Summer Palace (2006)
9/10
"Put on your red shoes and dance the blues..."
11 July 2008
Warning: Spoilers
Yu Hong(Hao Lei) is no different than the average American youth. Although the first-year college student may take a passing interest in her country's political climate, the super-charged ambiance of the bustling Beijing University campus never makes a strong enough impression to usurp the personal fireworks she started with a boy named Zhao Wei(Guo Ziading). While her classmates talk about politics in smoke-filled cafes and bars, she and Zhao Wei are having hot sex in his dorm room. Yu Hong is apolitical. Dancing to bad American music gave Yu Hong and other young people like her the impression that they didn't have to fight for the right to bop along to Toni Basil. The girl from the small provincial town can open her legs all she wants, but it still doesn't make China an open country.

Campus life is a sheltered life of consciousness raising and extra-curricular activities. In "Yihe yuan", the leeway that the Chinese government allows their young people to speak their minds is mistaken for freedom. Because the students smoke, drink, f***, and dance like Americans, they forget that this intellectual and spatial enclave was the site of a purge that resulted in a lot of over-qualified laborers who dotted the countryside.

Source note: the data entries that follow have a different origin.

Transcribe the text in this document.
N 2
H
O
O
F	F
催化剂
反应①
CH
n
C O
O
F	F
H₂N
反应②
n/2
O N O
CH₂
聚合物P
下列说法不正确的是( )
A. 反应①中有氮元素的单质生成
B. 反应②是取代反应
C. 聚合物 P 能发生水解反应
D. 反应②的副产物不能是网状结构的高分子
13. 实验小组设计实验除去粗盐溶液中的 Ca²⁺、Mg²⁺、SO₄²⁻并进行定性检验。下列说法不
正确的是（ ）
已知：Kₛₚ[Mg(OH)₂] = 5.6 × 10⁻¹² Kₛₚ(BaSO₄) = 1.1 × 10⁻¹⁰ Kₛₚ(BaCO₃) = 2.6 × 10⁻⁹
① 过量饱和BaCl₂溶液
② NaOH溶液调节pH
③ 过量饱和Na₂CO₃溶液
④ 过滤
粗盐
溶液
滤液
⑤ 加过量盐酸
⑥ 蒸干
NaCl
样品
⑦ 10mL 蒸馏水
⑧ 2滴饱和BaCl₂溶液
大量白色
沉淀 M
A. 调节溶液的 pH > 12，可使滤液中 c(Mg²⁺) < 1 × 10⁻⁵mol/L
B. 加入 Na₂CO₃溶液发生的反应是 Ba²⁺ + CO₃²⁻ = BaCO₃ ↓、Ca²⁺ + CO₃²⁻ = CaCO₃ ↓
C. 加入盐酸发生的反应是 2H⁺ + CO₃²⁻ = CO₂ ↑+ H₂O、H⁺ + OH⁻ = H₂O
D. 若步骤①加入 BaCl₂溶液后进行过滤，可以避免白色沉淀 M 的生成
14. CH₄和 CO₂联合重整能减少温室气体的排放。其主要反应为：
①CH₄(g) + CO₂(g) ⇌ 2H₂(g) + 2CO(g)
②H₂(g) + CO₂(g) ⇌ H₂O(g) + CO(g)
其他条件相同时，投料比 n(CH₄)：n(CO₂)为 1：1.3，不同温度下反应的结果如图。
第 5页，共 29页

In one pointed scene, to illustrate how young people like Yu Hong and Zhao Wei took their deliverance from collectivism for granted, the two lovers pedal for the lead in a playful bicycle race, and as they alternate being in the front position, a passing poster of Mao Tse Tsung reminds the viewer that life in Red China was a utilitarian one. Yu Hong and Zhao Wei don't live in a vacuum. The image of this dictator is a foreshadowing of things to come. To go racing in the streets that once flowed with blood, and will soon flow again, is an innocent but flagrant act of defiance. There can't be a battle of the sexes until the battle is won against the government.

After their love breaks down, Yu Hong writes in her diary that she taught Dong Dong, a roommate, how to masturbate. As an afterthought, she reports on the first rumblings of the students' protest at Tianamen Square that infamously ended in police gunfire. Yu Hong makes love, not war, and the same goes for Zhao Wei, as well. When the first shots are fired into the student congregation, Zhao Wei hardly notices the pandemonium that surrounds him. All he cares about is locating Yu Hong before she returns home to Yumen.

Yu Hong and Zhao Wei aren't heroic. Their participation in history was pure happenstance. It's not fair to paint them as anti-heroes, but they are, despite their tender age. "Yihe yuan" is not a film about revolutionaries, but still the lovers make a political statement with their bodies. "Yihe yuan" ends with a post-script that informs us on the current whereabouts of Yu Hong and Zhao Wei as if they were real people. This simulacrum of reality gives us the impression that we've just witnessed a documentary about their otherwise fictive lives. By doing this, their f***** seems real enough to be thought of as a weapon to fight back against the government, with love, instead of bullets.